Elements common to all guests:

  1. Concern for their personal environment.
  2. Willingness to risk an unknown situation and environment.

Christopher Alexander is an architect and has written a marvelous book about his theories of design. He addresses making people comfortable starting from when they enter town, as they proceed to your house or place of business, entering your grounds, coming into the building and what characteristics make them feel "at home". I have excerpted some of the sections he writes about for inns, places of lodging because I think they are such pearls of wisdom.

A person who stays the night in a strange place is still a member of the human community, and still needs company.... At all times, the innwas a wonderful place, where strangers met for a night, to eat, and drink, play cards, tell stories, and experience extraordinary adventures.... There is a deep need for company -- for stories, and adventures, and encounters. It is the business of an inn to create an atmosphere where people can experience and satisfy this need.... Make the traveler's inn a place where travelers can take rooms for the night, but where -- unlike most hotels and motels -- the inn draws all its energy from the community of travelers that are there any given evening. The scale is small -- 30 or 40 guests to an inn; meals are offered communally; there is even a large space ringed around with beds in alcoves.
    -        -Christopher Alexander in "Pattern Language"
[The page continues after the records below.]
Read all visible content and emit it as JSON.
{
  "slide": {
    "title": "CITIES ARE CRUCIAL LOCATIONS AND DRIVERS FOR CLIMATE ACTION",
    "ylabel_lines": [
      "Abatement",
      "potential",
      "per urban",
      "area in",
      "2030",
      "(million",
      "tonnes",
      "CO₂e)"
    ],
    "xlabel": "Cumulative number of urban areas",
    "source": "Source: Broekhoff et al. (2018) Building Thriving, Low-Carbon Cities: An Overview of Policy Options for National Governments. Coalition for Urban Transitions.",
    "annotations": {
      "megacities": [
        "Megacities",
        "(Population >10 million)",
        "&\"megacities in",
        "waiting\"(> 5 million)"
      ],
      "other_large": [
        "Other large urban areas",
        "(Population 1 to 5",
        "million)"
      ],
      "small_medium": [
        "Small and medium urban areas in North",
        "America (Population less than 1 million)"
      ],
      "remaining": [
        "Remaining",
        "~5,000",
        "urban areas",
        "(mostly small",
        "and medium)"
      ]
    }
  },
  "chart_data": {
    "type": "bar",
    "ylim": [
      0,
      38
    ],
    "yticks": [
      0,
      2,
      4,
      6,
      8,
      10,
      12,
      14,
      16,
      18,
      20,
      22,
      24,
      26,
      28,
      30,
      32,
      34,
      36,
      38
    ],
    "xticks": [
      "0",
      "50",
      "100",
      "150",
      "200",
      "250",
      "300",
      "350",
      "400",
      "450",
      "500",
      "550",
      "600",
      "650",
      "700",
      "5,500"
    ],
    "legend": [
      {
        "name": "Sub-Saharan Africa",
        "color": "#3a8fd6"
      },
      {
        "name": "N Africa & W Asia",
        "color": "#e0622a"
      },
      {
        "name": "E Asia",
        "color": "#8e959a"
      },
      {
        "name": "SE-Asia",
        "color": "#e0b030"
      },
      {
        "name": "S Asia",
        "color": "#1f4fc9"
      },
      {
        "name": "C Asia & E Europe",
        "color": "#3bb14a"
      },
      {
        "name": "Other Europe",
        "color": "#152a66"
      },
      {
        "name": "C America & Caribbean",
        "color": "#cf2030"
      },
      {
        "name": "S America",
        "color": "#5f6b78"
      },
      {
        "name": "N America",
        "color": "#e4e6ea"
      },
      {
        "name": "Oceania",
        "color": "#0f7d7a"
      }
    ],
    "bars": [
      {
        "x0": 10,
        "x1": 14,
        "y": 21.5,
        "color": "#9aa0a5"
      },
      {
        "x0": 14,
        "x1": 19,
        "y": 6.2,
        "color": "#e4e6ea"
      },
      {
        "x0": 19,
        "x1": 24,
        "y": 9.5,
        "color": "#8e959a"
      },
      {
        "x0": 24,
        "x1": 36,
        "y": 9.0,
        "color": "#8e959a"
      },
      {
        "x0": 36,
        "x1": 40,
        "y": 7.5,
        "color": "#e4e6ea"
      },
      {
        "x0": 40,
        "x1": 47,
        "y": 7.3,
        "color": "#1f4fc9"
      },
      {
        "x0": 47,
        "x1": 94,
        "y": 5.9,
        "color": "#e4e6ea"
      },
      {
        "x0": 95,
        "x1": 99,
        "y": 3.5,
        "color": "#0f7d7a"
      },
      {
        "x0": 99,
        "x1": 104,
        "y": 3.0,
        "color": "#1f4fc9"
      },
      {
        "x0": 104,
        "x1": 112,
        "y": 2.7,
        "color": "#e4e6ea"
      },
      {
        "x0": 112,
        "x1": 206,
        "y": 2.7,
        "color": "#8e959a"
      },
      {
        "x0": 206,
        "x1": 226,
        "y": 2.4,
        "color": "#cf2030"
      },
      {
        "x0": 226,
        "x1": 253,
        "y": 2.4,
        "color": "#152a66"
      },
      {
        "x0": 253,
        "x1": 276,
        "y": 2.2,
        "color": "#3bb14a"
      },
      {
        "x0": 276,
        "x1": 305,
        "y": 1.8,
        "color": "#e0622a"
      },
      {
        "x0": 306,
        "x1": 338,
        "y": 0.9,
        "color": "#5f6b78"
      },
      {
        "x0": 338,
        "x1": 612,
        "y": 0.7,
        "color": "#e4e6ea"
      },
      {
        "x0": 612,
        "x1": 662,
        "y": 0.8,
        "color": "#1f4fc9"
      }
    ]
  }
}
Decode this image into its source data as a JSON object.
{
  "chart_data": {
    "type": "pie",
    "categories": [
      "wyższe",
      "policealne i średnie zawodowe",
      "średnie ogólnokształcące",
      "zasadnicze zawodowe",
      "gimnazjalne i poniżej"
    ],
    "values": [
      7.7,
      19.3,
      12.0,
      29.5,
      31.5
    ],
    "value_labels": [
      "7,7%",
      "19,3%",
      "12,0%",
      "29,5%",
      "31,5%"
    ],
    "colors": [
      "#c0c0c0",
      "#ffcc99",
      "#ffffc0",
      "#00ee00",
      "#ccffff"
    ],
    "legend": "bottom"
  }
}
Guest/Innkeeper dynamics are a give and take. You must "receive" to balance your "give". You have to refuel your energy and soul to maintain your ability to give freely; "receiving" is one of the ways to accomplish that. [More on this, from the perspective of avoiding burnout, is addressed in the e-book Daily Operations.] You may find this another challenge and another part of your "balancing act". Maintaining this balance helps minimize your frustrations and burn out and encourages enjoyment of the haven you have created for the traveler -- your guest. Innkeeping success includes taking care of yourself.